Prosthodontists are dental specialists who restore and replace missing teeth and treat other dental disorders to help patients have normal oral functioning, such as chewing and speaking. They also help to improve patients' appearance. The American College of Prosthodontists describes prosthodontists as specialists in "surgical implant placement, the simple to most complex implant supported restorations, laboratory and clinical training in aesthetics/cosmetics, crowns, bridges, veneers, inlays, removable complete and partial dentures, dental implants, temperomandibular joing (TMJ) problems, traumatic injuries to the mouth's structures, and congenital or birth anomalies, as well as oral cancer prosthetic reconstruction and continuing care."

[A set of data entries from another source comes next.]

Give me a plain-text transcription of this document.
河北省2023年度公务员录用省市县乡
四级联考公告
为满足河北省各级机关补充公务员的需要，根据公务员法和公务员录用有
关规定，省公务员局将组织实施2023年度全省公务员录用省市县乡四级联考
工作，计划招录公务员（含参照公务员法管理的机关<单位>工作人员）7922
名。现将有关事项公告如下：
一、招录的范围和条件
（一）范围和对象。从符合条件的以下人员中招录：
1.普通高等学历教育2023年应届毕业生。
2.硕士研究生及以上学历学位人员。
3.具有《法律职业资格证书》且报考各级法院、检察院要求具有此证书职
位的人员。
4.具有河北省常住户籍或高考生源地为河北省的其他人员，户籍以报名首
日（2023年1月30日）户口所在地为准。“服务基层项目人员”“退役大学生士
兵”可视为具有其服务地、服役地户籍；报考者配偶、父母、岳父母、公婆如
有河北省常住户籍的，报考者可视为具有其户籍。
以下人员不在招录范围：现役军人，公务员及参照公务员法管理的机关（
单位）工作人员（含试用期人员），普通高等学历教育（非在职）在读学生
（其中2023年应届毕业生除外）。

Prosthodontists take impressions and measurements of patients' teeth and jaws to determine the shape and size of dental prostheses that will fit best. They use such things as dental articulators, face bows, and other materials to take these measurements. They may design and create the dental prostheses or they may supervise the dental laboratory workers and technicians who create the dental prostheses. When the prosthetic device is completed, they test it on patients, making adjustments as needed until the patient feels comfortable with the device.

Prosthodontists use permanent fixtures to replace missing teeth and restore other oral structures. they use fixtures such as implant-supported prostheses, crowns and bridges, and also removable devices such as dentures. They also treat patients who have had traumatic injuries to their teeth and jaws or who have diseases or birth defects. They also help patients improve the appearance of their teeth by closing tooth gaps, placing veneers on teeth that have defects, and bleaching and whitening discolored teeth.

The work entails collaborating with dental assistants, technicians, and other dental and medical professionals to develop dental treatment and dental health maintenance plans for patients. Prosthodontists are also responsible for documenting their work, such as writing and maintaining information in patients' files in written and/or electronic form.